L’argument : Masuoka est obsédé par les phénomènes de peur : d’où provient-elle et à quoi conduit-elle ? Il a filmé dans le métro le suicide particulièrement violent d’un homme dont le visage était marqué par une stupeur indicible. Ces images l’obsédant, il traque inlassablement dans les rues de Tokyo, caméra à la main, des éléments de compréhension. Ses recherches le conduisent à un monde souterrain, surnaturel et inquiétant...
Notre avis : Il vaut mieux savoir ce que l’on va voir avant d’assister à la projection de Marebito. Sur le papier, on a l’histoire d’un homme qui se lance dans la quête de la terreur ultime et tombe sur une étrange découverte qui va bouleverser son néant existentiel. En substance, c’est une plongée en apnée dans un monde ultra-violent où planent les ombres du mal-être, de la frustration, de la peur de l’inconnu. Le résultat est très singulier, réaliste et efficace. Beau comme un cauchemar opaque, dont on ne réussit pas à se remémorer les images. Cru comme un délire surréaliste.

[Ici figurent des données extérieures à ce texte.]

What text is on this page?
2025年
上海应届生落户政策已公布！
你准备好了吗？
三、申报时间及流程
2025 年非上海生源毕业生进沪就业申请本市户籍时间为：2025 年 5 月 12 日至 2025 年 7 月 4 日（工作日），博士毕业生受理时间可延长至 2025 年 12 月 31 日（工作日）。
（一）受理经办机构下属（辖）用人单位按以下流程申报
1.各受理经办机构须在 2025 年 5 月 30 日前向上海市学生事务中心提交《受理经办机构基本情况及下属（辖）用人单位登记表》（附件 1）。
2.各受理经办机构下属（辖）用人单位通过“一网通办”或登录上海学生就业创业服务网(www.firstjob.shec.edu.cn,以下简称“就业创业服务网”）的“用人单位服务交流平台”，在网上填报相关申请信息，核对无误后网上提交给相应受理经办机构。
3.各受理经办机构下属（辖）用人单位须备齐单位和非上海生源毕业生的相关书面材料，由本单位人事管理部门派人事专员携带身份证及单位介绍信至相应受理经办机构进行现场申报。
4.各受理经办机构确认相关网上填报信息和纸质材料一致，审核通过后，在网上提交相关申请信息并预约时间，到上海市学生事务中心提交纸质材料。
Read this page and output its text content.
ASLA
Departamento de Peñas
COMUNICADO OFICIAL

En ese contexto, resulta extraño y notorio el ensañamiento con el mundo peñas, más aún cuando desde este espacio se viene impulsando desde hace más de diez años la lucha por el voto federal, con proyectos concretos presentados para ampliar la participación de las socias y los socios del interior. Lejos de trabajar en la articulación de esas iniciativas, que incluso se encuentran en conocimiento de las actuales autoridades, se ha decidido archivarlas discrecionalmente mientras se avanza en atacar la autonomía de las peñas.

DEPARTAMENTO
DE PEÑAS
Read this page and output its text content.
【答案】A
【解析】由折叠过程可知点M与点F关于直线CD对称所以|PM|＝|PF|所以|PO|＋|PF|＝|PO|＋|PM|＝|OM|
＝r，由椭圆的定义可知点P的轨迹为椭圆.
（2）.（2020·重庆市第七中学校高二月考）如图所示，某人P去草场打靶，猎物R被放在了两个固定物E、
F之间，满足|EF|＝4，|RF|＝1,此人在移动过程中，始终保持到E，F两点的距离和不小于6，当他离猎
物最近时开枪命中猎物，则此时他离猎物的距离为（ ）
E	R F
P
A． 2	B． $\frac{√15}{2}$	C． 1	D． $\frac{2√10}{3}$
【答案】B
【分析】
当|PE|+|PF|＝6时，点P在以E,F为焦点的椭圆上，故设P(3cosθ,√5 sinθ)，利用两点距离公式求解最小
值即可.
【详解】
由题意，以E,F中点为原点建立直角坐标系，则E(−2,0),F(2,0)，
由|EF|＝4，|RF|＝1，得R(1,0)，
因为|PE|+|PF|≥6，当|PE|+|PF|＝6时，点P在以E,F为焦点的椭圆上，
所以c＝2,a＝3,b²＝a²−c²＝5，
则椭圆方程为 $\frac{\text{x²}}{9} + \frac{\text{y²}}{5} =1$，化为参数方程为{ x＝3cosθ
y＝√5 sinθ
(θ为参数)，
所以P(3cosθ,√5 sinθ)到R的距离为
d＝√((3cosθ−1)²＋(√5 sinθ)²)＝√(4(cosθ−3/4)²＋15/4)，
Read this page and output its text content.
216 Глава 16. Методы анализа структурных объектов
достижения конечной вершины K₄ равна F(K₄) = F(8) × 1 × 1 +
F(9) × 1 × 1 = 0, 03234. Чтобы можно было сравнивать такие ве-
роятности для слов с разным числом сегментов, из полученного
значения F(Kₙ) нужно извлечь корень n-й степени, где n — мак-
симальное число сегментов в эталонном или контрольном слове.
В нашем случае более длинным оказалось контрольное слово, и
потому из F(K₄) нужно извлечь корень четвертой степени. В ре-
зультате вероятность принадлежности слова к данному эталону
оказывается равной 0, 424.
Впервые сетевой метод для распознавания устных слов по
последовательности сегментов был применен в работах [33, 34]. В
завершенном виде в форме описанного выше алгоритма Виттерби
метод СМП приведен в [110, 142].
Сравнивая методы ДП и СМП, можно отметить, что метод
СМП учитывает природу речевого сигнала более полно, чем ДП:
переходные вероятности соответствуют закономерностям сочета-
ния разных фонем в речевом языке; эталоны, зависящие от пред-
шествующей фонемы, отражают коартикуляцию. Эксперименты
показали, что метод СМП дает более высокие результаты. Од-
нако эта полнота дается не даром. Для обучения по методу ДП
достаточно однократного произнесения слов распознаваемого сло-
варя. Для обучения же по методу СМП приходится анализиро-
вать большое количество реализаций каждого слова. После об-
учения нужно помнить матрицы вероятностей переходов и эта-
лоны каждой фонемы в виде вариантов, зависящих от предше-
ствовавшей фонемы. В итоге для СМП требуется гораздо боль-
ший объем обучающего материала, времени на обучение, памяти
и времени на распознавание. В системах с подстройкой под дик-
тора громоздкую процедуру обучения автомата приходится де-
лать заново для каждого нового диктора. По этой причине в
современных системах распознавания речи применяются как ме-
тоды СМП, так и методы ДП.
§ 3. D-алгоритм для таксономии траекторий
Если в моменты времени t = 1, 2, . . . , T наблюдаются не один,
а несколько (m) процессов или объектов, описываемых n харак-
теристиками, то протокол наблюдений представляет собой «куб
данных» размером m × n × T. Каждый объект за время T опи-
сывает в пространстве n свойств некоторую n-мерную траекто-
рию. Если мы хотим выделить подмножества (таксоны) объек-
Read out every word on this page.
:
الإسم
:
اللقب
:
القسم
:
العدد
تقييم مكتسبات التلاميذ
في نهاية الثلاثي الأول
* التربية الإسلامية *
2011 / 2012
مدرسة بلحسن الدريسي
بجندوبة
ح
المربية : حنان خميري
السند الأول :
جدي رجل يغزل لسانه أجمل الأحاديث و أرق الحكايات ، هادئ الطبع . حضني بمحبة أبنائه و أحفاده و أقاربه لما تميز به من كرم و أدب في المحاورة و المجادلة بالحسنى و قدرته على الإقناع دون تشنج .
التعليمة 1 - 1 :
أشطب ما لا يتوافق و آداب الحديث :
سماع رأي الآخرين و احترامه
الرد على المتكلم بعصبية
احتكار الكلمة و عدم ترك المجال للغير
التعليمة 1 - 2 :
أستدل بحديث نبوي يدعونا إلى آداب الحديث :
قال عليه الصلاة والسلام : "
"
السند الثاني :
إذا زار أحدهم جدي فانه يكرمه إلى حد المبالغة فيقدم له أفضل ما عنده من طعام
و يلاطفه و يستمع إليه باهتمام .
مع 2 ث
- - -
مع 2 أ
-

S’inscrivant aux antipodes des codes narratifs, Takashi Shimizu (The grudge) a au moins le mérite d’affirmer qu’il est capable de distiller une atmosphère inquiétante autrement qu’en refaisant à l’envi le même film. Le constat est plus rassurant que le film qui, un peu à la manière de Tetsuo, instaure un climat oppressant et inconfortable. De manière très aléatoire et donc surprenante, Shimizu enchâsse les séquences perturbantes en s’attaquant entre autres aux mythes des légendes urbaines et du monde souterrain tokyoïte. Sa dérive convenue (le personnage perd tous ses repères) est traduite à l’écran de la manière la plus factuelle qui soit. Les dialogues sont rares et tout est perçu du point de vue du protagoniste. Cela revient à dire que s’il est fou, nous le sommes également puisque nous voyons tout ce qu’il voit. De manière à représenter cette schizophrénie, le personnage filme en même temps qu’il est peut-être filmé. Dans le rôle principal, l’idéal Shinya Tsukamoto renforce - par ce qu’il incarne - l’aspect hallucinatoire de cette virée glauque où se dessine, en creux, une réflexion sur le pouvoir de l’image et la fascination qu’elle exerce. Le recours à la DV et à la caméra subjective sont des atouts parce qu’ils épousent le concept minimaliste.
La seconde partie, moins prosaïque, plus ancrée dans le fantastique, exploite l’hypothèse selon laquelle des créatures fantastiques sont réfugiées dans les bas-fonds de Tokyo. Le fait que l’une d’elles pénètre directement dans le monde réel démontre que le personnage ne fait plus de distinction entre ce qui relève de l’onirisme et du réel. De manière à ménager le suspense, Shimizu utilise des ficelles proches de celles de Polanski en jouant à la fois sur l’enfermement et l’impression paranoïaque d’être épié, et assume avec un courage monstrueux les notions de vampirisme physique et intellectuel.